Assessing Pros and Cons of Sampling Strategies

Type	Pros	Cons
Census	Complete Information	Difficulties in collection
Sample	Easier to collect	Validity of population inference may vary

Identifying Bias

Definition of Sampling Bias

Occurs when selection methods distort population representation.

Selection Bias

Introduced when randomization fails, leading to non-representative samples.

Preservation Bias Example

Understanding Survival Bias

Focus on visible subjects overlooks those that did not survive a selection process.

Examples

Dinosaur size estimates.
Cavemen lifestyle.
Armor placement on planes.

Participation and Non-Response Biases

Bias occurs if study participants disproportionately possess specific traits affecting outcomes.
Examples: Test preparation effects, mail surveys.

Designing Samples and Surveys Effectively

Biased Survey Questions

Questions framed to skew responses.

Example Questions

Views on school board funding.
Pet vaccination stance.

Random Sampling Techniques

Definition of Simple Random Sample

Every group of size n has the same chance of being chosen.

Random Selection Problem

Strategies for random selection (e.g., drawing slips from a hat).

Understanding Experimental Designs

Experimental vs. Observational Studies

Controlled Experiments: Researcher controls variables.
Observational Studies: Researcher observes without manipulation.

Association vs. Causation

Definitions

Association: Relationship between two variable values.
Causation: Actively changing one variable affects another.

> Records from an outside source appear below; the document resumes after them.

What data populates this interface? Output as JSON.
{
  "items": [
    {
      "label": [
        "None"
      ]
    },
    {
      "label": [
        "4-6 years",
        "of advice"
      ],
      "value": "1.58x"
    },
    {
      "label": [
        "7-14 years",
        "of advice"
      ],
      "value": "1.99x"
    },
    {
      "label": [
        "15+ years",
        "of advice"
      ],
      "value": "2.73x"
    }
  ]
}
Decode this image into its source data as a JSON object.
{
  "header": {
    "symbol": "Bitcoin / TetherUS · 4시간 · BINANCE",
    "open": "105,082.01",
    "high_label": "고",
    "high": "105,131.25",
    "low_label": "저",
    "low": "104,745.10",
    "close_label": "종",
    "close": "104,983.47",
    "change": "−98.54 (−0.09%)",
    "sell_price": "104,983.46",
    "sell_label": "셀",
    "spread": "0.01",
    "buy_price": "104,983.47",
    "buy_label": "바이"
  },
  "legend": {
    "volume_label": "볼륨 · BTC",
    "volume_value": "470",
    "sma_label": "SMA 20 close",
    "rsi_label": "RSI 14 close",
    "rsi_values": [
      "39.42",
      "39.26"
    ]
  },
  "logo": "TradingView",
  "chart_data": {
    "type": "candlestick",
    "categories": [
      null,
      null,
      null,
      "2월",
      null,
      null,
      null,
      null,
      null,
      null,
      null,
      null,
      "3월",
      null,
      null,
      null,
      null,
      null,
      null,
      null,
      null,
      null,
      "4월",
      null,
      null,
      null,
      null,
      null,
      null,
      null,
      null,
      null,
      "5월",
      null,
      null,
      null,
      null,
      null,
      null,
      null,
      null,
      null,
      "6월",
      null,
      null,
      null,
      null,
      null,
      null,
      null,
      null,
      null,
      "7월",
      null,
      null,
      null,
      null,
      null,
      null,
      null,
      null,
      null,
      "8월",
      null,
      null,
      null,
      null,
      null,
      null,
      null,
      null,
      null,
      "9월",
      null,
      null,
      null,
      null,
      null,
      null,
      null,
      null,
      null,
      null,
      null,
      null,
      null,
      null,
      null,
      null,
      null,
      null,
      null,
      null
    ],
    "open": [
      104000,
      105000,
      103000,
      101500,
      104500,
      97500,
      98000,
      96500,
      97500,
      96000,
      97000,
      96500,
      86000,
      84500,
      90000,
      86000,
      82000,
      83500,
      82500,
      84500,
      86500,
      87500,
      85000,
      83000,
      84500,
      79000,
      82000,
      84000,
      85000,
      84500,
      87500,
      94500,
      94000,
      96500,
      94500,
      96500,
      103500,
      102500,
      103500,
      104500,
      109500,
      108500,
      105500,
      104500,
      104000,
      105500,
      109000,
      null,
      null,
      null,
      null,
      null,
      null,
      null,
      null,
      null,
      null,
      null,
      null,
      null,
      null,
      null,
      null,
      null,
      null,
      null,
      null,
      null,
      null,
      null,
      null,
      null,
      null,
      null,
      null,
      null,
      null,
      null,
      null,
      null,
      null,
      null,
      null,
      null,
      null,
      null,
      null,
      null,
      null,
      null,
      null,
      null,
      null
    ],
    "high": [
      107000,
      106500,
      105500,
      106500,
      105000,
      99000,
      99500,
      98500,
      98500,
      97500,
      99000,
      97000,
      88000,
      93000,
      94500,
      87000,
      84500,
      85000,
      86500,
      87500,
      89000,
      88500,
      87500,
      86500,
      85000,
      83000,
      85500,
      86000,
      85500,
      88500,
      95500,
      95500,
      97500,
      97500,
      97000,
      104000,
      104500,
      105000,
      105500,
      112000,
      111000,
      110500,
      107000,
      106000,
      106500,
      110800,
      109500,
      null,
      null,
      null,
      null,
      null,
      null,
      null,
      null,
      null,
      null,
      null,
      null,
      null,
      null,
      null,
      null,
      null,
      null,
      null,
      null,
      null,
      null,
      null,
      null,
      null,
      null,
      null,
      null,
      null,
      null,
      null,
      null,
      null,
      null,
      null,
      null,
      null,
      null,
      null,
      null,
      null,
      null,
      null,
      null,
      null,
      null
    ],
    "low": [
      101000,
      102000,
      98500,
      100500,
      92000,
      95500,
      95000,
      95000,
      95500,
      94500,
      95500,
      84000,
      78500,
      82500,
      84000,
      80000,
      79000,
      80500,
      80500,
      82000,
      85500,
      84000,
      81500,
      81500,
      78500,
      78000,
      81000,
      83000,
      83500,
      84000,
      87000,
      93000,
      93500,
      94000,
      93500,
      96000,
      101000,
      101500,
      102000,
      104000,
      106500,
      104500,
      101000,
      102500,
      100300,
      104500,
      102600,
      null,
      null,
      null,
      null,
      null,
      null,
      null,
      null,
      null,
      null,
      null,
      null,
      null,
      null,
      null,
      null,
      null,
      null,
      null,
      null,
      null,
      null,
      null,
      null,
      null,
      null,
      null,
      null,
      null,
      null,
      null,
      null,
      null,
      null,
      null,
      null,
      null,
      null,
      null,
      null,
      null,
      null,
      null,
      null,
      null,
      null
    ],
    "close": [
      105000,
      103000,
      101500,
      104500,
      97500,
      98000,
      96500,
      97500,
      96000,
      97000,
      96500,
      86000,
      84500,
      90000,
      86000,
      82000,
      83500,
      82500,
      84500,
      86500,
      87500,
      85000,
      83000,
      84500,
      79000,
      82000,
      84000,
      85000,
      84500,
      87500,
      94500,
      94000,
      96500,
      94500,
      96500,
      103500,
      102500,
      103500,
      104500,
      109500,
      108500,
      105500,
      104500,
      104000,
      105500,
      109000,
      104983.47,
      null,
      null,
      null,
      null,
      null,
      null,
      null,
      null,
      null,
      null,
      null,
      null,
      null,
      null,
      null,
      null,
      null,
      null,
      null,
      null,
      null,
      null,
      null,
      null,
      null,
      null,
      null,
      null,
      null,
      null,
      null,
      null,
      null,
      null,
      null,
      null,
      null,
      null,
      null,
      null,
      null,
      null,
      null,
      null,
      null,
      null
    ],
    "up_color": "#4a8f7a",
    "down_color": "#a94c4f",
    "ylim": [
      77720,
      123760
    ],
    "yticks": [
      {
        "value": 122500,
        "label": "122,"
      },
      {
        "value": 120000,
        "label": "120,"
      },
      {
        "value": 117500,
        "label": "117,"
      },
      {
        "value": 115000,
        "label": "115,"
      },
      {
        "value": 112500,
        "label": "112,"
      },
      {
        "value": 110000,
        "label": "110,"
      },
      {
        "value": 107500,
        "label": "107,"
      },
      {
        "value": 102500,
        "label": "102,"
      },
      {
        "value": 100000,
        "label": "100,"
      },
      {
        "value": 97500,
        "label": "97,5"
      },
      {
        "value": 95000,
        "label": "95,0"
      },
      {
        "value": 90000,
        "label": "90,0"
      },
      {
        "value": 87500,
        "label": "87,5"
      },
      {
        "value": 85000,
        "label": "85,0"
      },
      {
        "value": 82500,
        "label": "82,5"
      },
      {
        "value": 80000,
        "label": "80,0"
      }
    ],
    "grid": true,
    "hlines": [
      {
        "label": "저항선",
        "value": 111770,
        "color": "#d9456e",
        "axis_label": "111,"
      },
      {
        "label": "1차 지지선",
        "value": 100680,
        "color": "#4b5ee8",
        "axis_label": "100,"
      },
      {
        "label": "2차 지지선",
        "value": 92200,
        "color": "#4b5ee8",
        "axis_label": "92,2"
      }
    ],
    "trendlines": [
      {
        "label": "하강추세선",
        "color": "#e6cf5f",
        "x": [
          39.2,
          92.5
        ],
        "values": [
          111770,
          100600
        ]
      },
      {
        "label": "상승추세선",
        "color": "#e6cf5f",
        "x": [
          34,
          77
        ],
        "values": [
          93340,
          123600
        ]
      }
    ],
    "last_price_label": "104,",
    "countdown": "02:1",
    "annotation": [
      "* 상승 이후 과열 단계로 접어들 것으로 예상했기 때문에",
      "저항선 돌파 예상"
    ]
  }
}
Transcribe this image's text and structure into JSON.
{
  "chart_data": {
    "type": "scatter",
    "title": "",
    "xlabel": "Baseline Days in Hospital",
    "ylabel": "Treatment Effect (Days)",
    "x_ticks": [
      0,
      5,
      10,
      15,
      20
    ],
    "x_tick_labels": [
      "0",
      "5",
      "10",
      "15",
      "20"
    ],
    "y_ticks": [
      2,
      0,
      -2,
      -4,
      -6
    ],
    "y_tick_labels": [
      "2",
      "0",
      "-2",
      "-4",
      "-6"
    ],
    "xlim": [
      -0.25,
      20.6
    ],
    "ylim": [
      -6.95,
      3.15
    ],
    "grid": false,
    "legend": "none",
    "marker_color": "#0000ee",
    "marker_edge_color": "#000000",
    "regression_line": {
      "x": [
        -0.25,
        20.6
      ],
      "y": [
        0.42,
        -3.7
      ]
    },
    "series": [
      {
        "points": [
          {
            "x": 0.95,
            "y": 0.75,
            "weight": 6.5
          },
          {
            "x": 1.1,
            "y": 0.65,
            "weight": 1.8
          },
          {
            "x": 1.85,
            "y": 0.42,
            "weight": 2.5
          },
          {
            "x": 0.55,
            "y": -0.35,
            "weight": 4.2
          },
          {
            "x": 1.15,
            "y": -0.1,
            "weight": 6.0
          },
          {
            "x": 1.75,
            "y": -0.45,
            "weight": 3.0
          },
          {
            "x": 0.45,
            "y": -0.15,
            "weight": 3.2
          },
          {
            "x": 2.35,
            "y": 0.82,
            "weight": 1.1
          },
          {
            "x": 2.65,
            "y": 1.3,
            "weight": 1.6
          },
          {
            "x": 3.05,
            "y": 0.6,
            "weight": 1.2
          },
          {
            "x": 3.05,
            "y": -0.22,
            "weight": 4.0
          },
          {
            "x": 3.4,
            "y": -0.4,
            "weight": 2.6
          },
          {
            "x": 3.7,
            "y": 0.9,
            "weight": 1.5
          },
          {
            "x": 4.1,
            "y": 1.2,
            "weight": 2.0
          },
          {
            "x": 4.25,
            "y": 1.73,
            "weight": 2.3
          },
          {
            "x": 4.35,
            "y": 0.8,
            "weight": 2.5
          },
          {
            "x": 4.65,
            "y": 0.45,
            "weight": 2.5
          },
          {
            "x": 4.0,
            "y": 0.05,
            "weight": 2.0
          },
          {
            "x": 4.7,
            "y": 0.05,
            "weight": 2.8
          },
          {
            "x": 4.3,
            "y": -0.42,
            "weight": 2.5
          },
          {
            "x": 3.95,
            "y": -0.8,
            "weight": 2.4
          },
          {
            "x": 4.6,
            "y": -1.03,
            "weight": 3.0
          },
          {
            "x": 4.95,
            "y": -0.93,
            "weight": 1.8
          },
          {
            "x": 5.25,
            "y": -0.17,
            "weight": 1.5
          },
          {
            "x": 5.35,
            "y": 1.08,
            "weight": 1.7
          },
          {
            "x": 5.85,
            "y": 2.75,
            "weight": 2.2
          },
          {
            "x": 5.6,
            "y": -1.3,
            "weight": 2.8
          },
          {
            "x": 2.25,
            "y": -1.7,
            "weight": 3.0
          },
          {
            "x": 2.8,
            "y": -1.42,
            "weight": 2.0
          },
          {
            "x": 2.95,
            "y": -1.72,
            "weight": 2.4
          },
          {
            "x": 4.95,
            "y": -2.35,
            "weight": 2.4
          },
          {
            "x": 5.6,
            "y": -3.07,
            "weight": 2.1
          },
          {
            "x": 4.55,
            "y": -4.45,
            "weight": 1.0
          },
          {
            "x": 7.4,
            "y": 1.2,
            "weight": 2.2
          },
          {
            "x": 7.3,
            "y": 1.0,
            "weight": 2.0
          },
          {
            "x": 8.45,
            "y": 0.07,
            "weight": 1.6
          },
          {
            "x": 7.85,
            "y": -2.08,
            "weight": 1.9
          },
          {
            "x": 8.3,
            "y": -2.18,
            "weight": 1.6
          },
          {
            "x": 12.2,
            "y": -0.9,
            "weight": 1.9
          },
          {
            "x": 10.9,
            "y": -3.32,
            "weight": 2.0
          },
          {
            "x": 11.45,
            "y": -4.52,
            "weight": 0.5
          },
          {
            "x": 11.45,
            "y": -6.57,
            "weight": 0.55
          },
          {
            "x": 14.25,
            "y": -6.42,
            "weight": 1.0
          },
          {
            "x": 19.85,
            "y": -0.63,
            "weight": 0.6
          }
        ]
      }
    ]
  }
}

Investigating Confounding Variables

Definition

Third variable influencing both the explanatory and response variables.

Designing Experiments Responsibly

Example Questions

Designing sleep impact experiments while considering ethics.

Placebos and Blinding in Experiments

Definitions

Placebo Effect: Perceived benefit from believing in treatment efficacy.
Blinding: Keeping participant or researcher unaware of treatment allocation.

Types of Randomized Experiments

Randomized Comparative Experiment

Random assignment to treatment groups for comparison.

Matched Pairs Experiment

Same case receives both treatments, analyzed for differences.

Example Problem

Design experiments for comparing poison ivy lotions.